S’agissant de ces préoccupations envers la nature, si on ne rappelle pas leurs origines, remontant au moins au XIXe siècle, il convient de remarquer que durant l’entre-deux-guerres, si sur le terrain, en France métropolitaine du moins, la protection de la nature resta rudimentaire, malgré l’intervention de la loi du 2 mai 1930 sur la protection des sites, et les initiatives prises par la Société nationale d’acclimatation de France [1] dans la création de réserves naturelles (Camargue, Néouvielle, Lauzanier…), le mouvement international en faveur de la protection de la nature qui avait pris naissance avant la Première Guerre mondiale, se réenclencha à l’initiative d’associations et de personnalités françaises fort actives dans ce domaine.

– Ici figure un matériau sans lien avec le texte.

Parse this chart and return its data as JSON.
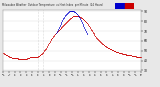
{
  "background_color": "#e8e8e8",
  "plot_bg_color": "#ffffff",
  "temp_color": "#cc0000",
  "heat_color": "#0000cc",
  "ylim": [
    29,
    91
  ],
  "yticks": [
    30,
    40,
    50,
    60,
    70,
    80,
    90
  ],
  "xlim": [
    0,
    1440
  ],
  "vline_positions": [
    360,
    420
  ],
  "vline_color": "#bbbbbb",
  "vline_style": ":",
  "temp_data": [
    [
      0,
      48
    ],
    [
      5,
      48
    ],
    [
      10,
      47
    ],
    [
      15,
      47
    ],
    [
      20,
      47
    ],
    [
      25,
      46
    ],
    [
      30,
      46
    ],
    [
      35,
      46
    ],
    [
      40,
      46
    ],
    [
      45,
      45
    ],
    [
      50,
      45
    ],
    [
      55,
      45
    ],
    [
      60,
      45
    ],
    [
      65,
      44
    ],
    [
      70,
      44
    ],
    [
      75,
      44
    ],
    [
      80,
      44
    ],
    [
      85,
      44
    ],
    [
      90,
      43
    ],
    [
      95,
      43
    ],
    [
      100,
      43
    ],
    [
      105,
      43
    ],
    [
      110,
      43
    ],
    [
      115,
      43
    ],
    [
      120,
      43
    ],
    [
      125,
      43
    ],
    [
      130,
      43
    ],
    [
      135,
      43
    ],
    [
      140,
      43
    ],
    [
      145,
      43
    ],
    [
      150,
      43
    ],
    [
      155,
      42
    ],
    [
      160,
      42
    ],
    [
      165,
      42
    ],
    [
      170,
      42
    ],
    [
      175,
      42
    ],
    [
      180,
      42
    ],
    [
      185,
      42
    ],
    [
      190,
      42
    ],
    [
      195,
      42
    ],
    [
      200,
      42
    ],
    [
      205,
      42
    ],
    [
      210,
      42
    ],
    [
      215,
      42
    ],
    [
      220,
      42
    ],
    [
      225,
      42
    ],
    [
      230,
      42
    ],
    [
      235,
      42
    ],
    [
      240,
      42
    ],
    [
      245,
      42
    ],
    [
      250,
      43
    ],
    [
      255,
      43
    ],
    [
      260,
      43
    ],
    [
      265,
      43
    ],
    [
      270,
      43
    ],
    [
      275,
      43
    ],
    [
      280,
      44
    ],
    [
      285,
      44
    ],
    [
      290,
      44
    ],
    [
      295,
      44
    ],
    [
      300,
      44
    ],
    [
      305,
      44
    ],
    [
      310,
      44
    ],
    [
      315,
      44
    ],
    [
      320,
      44
    ],
    [
      325,
      44
    ],
    [
      330,
      44
    ],
    [
      335,
      44
    ],
    [
      340,
      44
    ],
    [
      345,
      44
    ],
    [
      350,
      44
    ],
    [
      355,
      44
    ],
    [
      360,
      44
    ],
    [
      365,
      45
    ],
    [
      370,
      45
    ],
    [
      375,
      45
    ],
    [
      380,
      46
    ],
    [
      385,
      46
    ],
    [
      390,
      46
    ],
    [
      395,
      47
    ],
    [
      400,
      47
    ],
    [
      405,
      47
    ],
    [
      410,
      48
    ],
    [
      415,
      48
    ],
    [
      420,
      49
    ],
    [
      425,
      50
    ],
    [
      430,
      51
    ],
    [
      435,
      51
    ],
    [
      440,
      52
    ],
    [
      445,
      52
    ],
    [
      450,
      53
    ],
    [
      455,
      54
    ],
    [
      460,
      55
    ],
    [
      465,
      56
    ],
    [
      470,
      57
    ],
    [
      475,
      58
    ],
    [
      480,
      58
    ],
    [
      485,
      59
    ],
    [
      490,
      60
    ],
    [
      495,
      61
    ],
    [
      500,
      62
    ],
    [
      505,
      62
    ],
    [
      510,
      63
    ],
    [
      515,
      63
    ],
    [
      520,
      64
    ],
    [
      525,
      65
    ],
    [
      530,
      65
    ],
    [
      535,
      66
    ],
    [
      540,
      67
    ],
    [
      545,
      67
    ],
    [
      550,
      68
    ],
    [
      555,
      68
    ],
    [
      560,
      69
    ],
    [
      565,
      69
    ],
    [
      570,
      70
    ],
    [
      575,
      70
    ],
    [
      580,
      71
    ],
    [
      585,
      71
    ],
    [
      590,
      72
    ],
    [
      595,
      72
    ],
    [
      600,
      73
    ],
    [
      605,
      73
    ],
    [
      610,
      74
    ],
    [
      615,
      74
    ],
    [
      620,
      75
    ],
    [
      625,
      75
    ],
    [
      630,
      76
    ],
    [
      635,
      76
    ],
    [
      640,
      77
    ],
    [
      645,
      77
    ],
    [
      650,
      78
    ],
    [
      655,
      78
    ],
    [
      660,
      79
    ],
    [
      665,
      79
    ],
    [
      670,
      80
    ],
    [
      675,
      80
    ],
    [
      680,
      81
    ],
    [
      685,
      81
    ],
    [
      690,
      82
    ],
    [
      695,
      82
    ],
    [
      700,
      83
    ],
    [
      705,
      83
    ],
    [
      710,
      83
    ],
    [
      715,
      84
    ],
    [
      720,
      84
    ],
    [
      725,
      84
    ],
    [
      730,
      85
    ],
    [
      735,
      85
    ],
    [
      740,
      85
    ],
    [
      745,
      85
    ],
    [
      750,
      85
    ],
    [
      755,
      85
    ],
    [
      760,
      85
    ],
    [
      765,
      85
    ],
    [
      770,
      85
    ],
    [
      775,
      85
    ],
    [
      780,
      85
    ],
    [
      785,
      85
    ],
    [
      790,
      85
    ],
    [
      795,
      85
    ],
    [
      800,
      84
    ],
    [
      805,
      84
    ],
    [
      810,
      84
    ],
    [
      815,
      83
    ],
    [
      820,
      83
    ],
    [
      825,
      83
    ],
    [
      830,
      82
    ],
    [
      835,
      82
    ],
    [
      840,
      82
    ],
    [
      845,
      81
    ],
    [
      850,
      81
    ],
    [
      855,
      80
    ],
    [
      860,
      80
    ],
    [
      865,
      79
    ],
    [
      870,
      79
    ],
    [
      875,
      78
    ],
    [
      880,
      78
    ],
    [
      885,
      77
    ],
    [
      890,
      76
    ],
    [
      895,
      75
    ],
    [
      900,
      75
    ],
    [
      905,
      74
    ],
    [
      910,
      73
    ],
    [
      915,
      72
    ],
    [
      920,
      71
    ],
    [
      925,
      71
    ],
    [
      930,
      70
    ],
    [
      935,
      69
    ],
    [
      940,
      68
    ],
    [
      945,
      68
    ],
    [
      950,
      67
    ],
    [
      955,
      66
    ],
    [
      960,
      65
    ],
    [
      965,
      65
    ],
    [
      970,
      64
    ],
    [
      975,
      63
    ],
    [
      980,
      63
    ],
    [
      985,
      62
    ],
    [
      990,
      62
    ],
    [
      995,
      61
    ],
    [
      1000,
      61
    ],
    [
      1005,
      60
    ],
    [
      1010,
      60
    ],
    [
      1015,
      59
    ],
    [
      1020,
      59
    ],
    [
      1025,
      58
    ],
    [
      1030,
      58
    ],
    [
      1035,
      57
    ],
    [
      1040,
      57
    ],
    [
      1045,
      57
    ],
    [
      1050,
      56
    ],
    [
      1055,
      56
    ],
    [
      1060,
      56
    ],
    [
      1065,
      55
    ],
    [
      1070,
      55
    ],
    [
      1075,
      55
    ],
    [
      1080,
      54
    ],
    [
      1085,
      54
    ],
    [
      1090,
      54
    ],
    [
      1095,
      53
    ],
    [
      1100,
      53
    ],
    [
      1105,
      53
    ],
    [
      1110,
      53
    ],
    [
      1115,
      52
    ],
    [
      1120,
      52
    ],
    [
      1125,
      52
    ],
    [
      1130,
      52
    ],
    [
      1135,
      51
    ],
    [
      1140,
      51
    ],
    [
      1145,
      51
    ],
    [
      1150,
      51
    ],
    [
      1155,
      50
    ],
    [
      1160,
      50
    ],
    [
      1165,
      50
    ],
    [
      1170,
      50
    ],
    [
      1175,
      50
    ],
    [
      1180,
      49
    ],
    [
      1185,
      49
    ],
    [
      1190,
      49
    ],
    [
      1195,
      49
    ],
    [
      1200,
      49
    ],
    [
      1205,
      49
    ],
    [
      1210,
      48
    ],
    [
      1215,
      48
    ],
    [
      1220,
      48
    ],
    [
      1225,
      48
    ],
    [
      1230,
      48
    ],
    [
      1235,
      48
    ],
    [
      1240,
      48
    ],
    [
      1245,
      47
    ],
    [
      1250,
      47
    ],
    [
      1255,
      47
    ],
    [
      1260,
      47
    ],
    [
      1265,
      47
    ],
    [
      1270,
      47
    ],
    [
      1275,
      47
    ],
    [
      1280,
      47
    ],
    [
      1285,
      46
    ],
    [
      1290,
      46
    ],
    [
      1295,
      46
    ],
    [
      1300,
      46
    ],
    [
      1305,
      46
    ],
    [
      1310,
      46
    ],
    [
      1315,
      46
    ],
    [
      1320,
      46
    ],
    [
      1325,
      46
    ],
    [
      1330,
      46
    ],
    [
      1335,
      46
    ],
    [
      1340,
      46
    ],
    [
      1345,
      45
    ],
    [
      1350,
      45
    ],
    [
      1355,
      45
    ],
    [
      1360,
      45
    ],
    [
      1365,
      45
    ],
    [
      1370,
      45
    ],
    [
      1375,
      45
    ],
    [
      1380,
      45
    ],
    [
      1385,
      45
    ],
    [
      1390,
      44
    ],
    [
      1395,
      44
    ],
    [
      1400,
      44
    ],
    [
      1405,
      44
    ],
    [
      1410,
      44
    ],
    [
      1415,
      44
    ],
    [
      1420,
      44
    ],
    [
      1425,
      44
    ],
    [
      1430,
      44
    ],
    [
      1435,
      44
    ],
    [
      1440,
      44
    ]
  ],
  "heat_data": [
    [
      555,
      68
    ],
    [
      560,
      69
    ],
    [
      565,
      70
    ],
    [
      570,
      71
    ],
    [
      575,
      72
    ],
    [
      580,
      73
    ],
    [
      585,
      74
    ],
    [
      590,
      75
    ],
    [
      595,
      76
    ],
    [
      600,
      77
    ],
    [
      605,
      78
    ],
    [
      610,
      79
    ],
    [
      615,
      80
    ],
    [
      620,
      81
    ],
    [
      625,
      82
    ],
    [
      630,
      83
    ],
    [
      635,
      83
    ],
    [
      640,
      84
    ],
    [
      645,
      85
    ],
    [
      650,
      86
    ],
    [
      655,
      86
    ],
    [
      660,
      87
    ],
    [
      665,
      87
    ],
    [
      670,
      88
    ],
    [
      675,
      88
    ],
    [
      680,
      89
    ],
    [
      685,
      89
    ],
    [
      690,
      90
    ],
    [
      695,
      90
    ],
    [
      700,
      90
    ],
    [
      705,
      90
    ],
    [
      710,
      90
    ],
    [
      715,
      90
    ],
    [
      720,
      90
    ],
    [
      725,
      90
    ],
    [
      730,
      90
    ],
    [
      735,
      90
    ],
    [
      740,
      90
    ],
    [
      745,
      89
    ],
    [
      750,
      89
    ],
    [
      755,
      89
    ],
    [
      760,
      88
    ],
    [
      765,
      88
    ],
    [
      770,
      87
    ],
    [
      775,
      87
    ],
    [
      780,
      86
    ],
    [
      785,
      85
    ],
    [
      790,
      84
    ],
    [
      795,
      84
    ],
    [
      800,
      83
    ],
    [
      805,
      82
    ],
    [
      810,
      81
    ],
    [
      815,
      80
    ],
    [
      820,
      79
    ],
    [
      825,
      78
    ],
    [
      830,
      77
    ],
    [
      835,
      76
    ],
    [
      840,
      75
    ],
    [
      845,
      74
    ],
    [
      850,
      73
    ],
    [
      855,
      72
    ],
    [
      860,
      71
    ],
    [
      865,
      70
    ],
    [
      870,
      69
    ],
    [
      875,
      68
    ],
    [
      880,
      67
    ]
  ],
  "xtick_minutes": [
    0,
    60,
    120,
    180,
    240,
    300,
    360,
    420,
    480,
    540,
    600,
    660,
    720,
    780,
    840,
    900,
    960,
    1020,
    1080,
    1140,
    1200,
    1260,
    1320,
    1380,
    1440
  ],
  "xtick_labels": [
    "12\na",
    "1\na",
    "2\na",
    "3\na",
    "4\na",
    "5\na",
    "6\na",
    "7\na",
    "8\na",
    "9\na",
    "10\na",
    "11\na",
    "12\np",
    "1\np",
    "2\np",
    "3\np",
    "4\np",
    "5\np",
    "6\np",
    "7\np",
    "8\np",
    "9\np",
    "10\np",
    "11\np",
    "12\na"
  ]
}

En 1923, la Société nationale d’acclimatation, la Ligue française pour la protection des oiseaux et la Société pour la protection des paysages organisèrent avec le Muséum national d’histoire naturelle, le premier Congrès international pour la protection de la nature sous la présidence du directeur du Muséum, Louis Mangin (1852-1937). Le congrès dont la cheville ouvrière était l’agronome et juriste Raoul de Clermont (1863-1942), l’un des premiers pionniers français de la protection de la nature, fut un grand succès tant par le nombre de participants (300), de pays représentés (17) que par les nombreux échanges et propositions auxquels il a donné lieu, marquant le véritable point de départ de l’internationalisation de ces préoccupations de protection de la nature.

En 1931, la France récidiva en accueillant un second Congrès international au Muséum. Présidé, cette fois, par le professeur Abel Gruvel (1870-1941) mais toujours avec la participation active de Raoul de Clermont, les congressistes inscrivirent plusieurs sujets à leurs discussions qui trouvèrent des réponses bien plus tard. On peut ainsi citer le souhait de voir se mettre en place une organisation internationale permanente de protection de la nature. Celle-ci finira par voir le jour en 1948 à Fontainebleau. Le congrès se préoccupa aussi des impacts du trafic et du commerce des espèces menacées et émit le vœu qu’une convention internationale puisse en réglementer le commerce, ce que réalisera la convention de Washington en 1973.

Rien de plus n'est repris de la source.